Yine duvar ustası, fakir bir baba, kardeşler, muhafazakar bir anne ve hayalleri olan kahramanın kendisi. Dominic...
Hayatin gerçeklerini tokat gibi yüzümüze vururken, yaşamın ve hayallerin zenginliğimiz kadar olduğunu bizlere bir kez daha hatırlatan bir novella bu. Varsa, paran varsa hayallerin de o kadar yakındır işte. Kız arkadaşın, sana bakışı hepsi bu bağlamda şekillenir aslında. Ne yazık ki böyle. Acıysa da böyle.
Dominic tam da içinde bulunduğu sefalete inat, yeteneğinin farkında bir Beyzbolcu olarak yeni ve kocaman bir adım atmanın peşinde. Hayalini kuruyor. Yapıyor mu yapamıyor mu okuyunca siz görün. Aslında babasının içinde bulunduğu durum, o sert, tutucu babasının içinde bulunduğu durum bile evladının hayallerinin karşısında yumuşuyor.
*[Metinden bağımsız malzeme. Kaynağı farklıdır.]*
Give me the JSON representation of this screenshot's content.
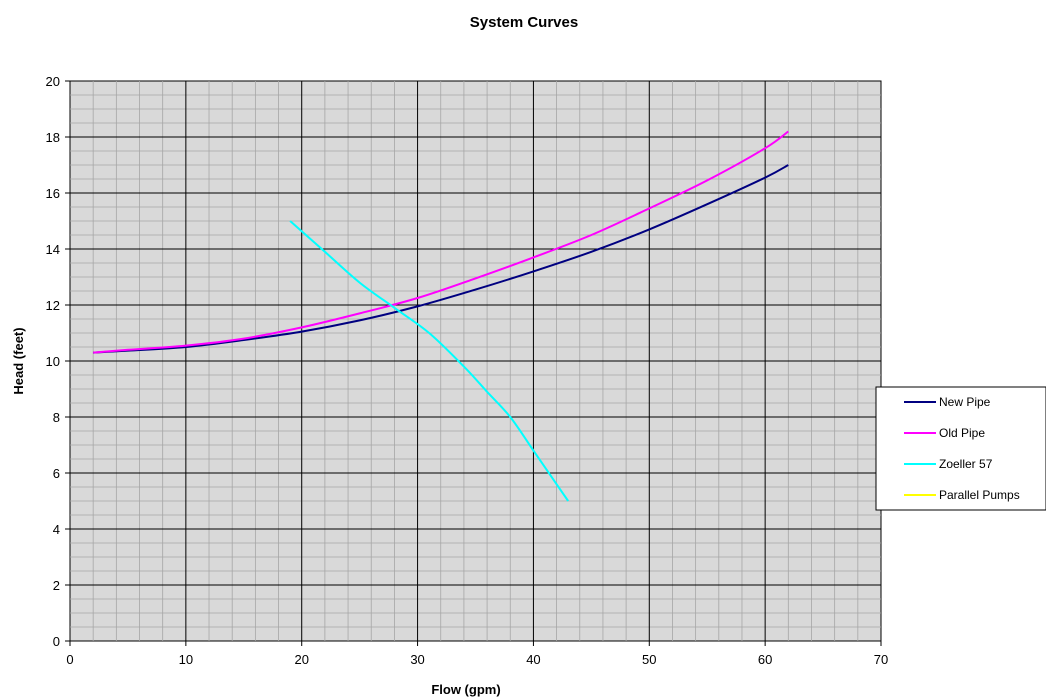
{
  "chart_data": {
    "type": "line",
    "title": "System Curves",
    "xlabel": "Flow (gpm)",
    "ylabel": "Head (feet)",
    "xlim": [
      0,
      70
    ],
    "ylim": [
      0,
      20
    ],
    "xticks": [
      0,
      10,
      20,
      30,
      40,
      50,
      60,
      70
    ],
    "yticks": [
      0,
      2,
      4,
      6,
      8,
      10,
      12,
      14,
      16,
      18,
      20
    ],
    "grid": true,
    "legend_position": "right",
    "plot_background": "#d9d9d9",
    "series": [
      {
        "name": "New Pipe",
        "color": "#000080",
        "x": [
          2,
          5,
          10,
          15,
          20,
          25,
          30,
          35,
          40,
          45,
          50,
          55,
          60,
          62
        ],
        "y": [
          10.3,
          10.37,
          10.5,
          10.75,
          11.05,
          11.45,
          11.95,
          12.55,
          13.2,
          13.9,
          14.7,
          15.6,
          16.55,
          17.0
        ]
      },
      {
        "name": "Old Pipe",
        "color": "#ff00ff",
        "x": [
          2,
          5,
          10,
          15,
          20,
          25,
          30,
          35,
          40,
          45,
          50,
          55,
          60,
          62
        ],
        "y": [
          10.3,
          10.4,
          10.55,
          10.8,
          11.2,
          11.7,
          12.25,
          12.95,
          13.7,
          14.5,
          15.45,
          16.45,
          17.6,
          18.2
        ]
      },
      {
        "name": "Zoeller 57",
        "color": "#00ffff",
        "x": [
          19,
          22,
          25,
          28,
          31,
          34,
          36,
          38,
          40,
          41.5,
          43
        ],
        "y": [
          15.0,
          13.9,
          12.8,
          11.9,
          11.0,
          9.8,
          8.9,
          8.0,
          6.8,
          5.9,
          5.0
        ]
      },
      {
        "name": "Parallel Pumps",
        "color": "#ffff00",
        "x": [],
        "y": []
      }
    ]
  }
}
Ah... Bu samimiyet, bize yakınlık kendini okutmasın da ne yapsın. John Fante okuyun efendim, eminim gününüzü arti ile kapatacaksınız. Belki yoğun bir kasvet, yoğun bir hüzün kalacak damağınızda ama kalacak. Silinmeyecek. En önemlisi de bu değil mi ? Sizde ne kadar yer edinebildiği?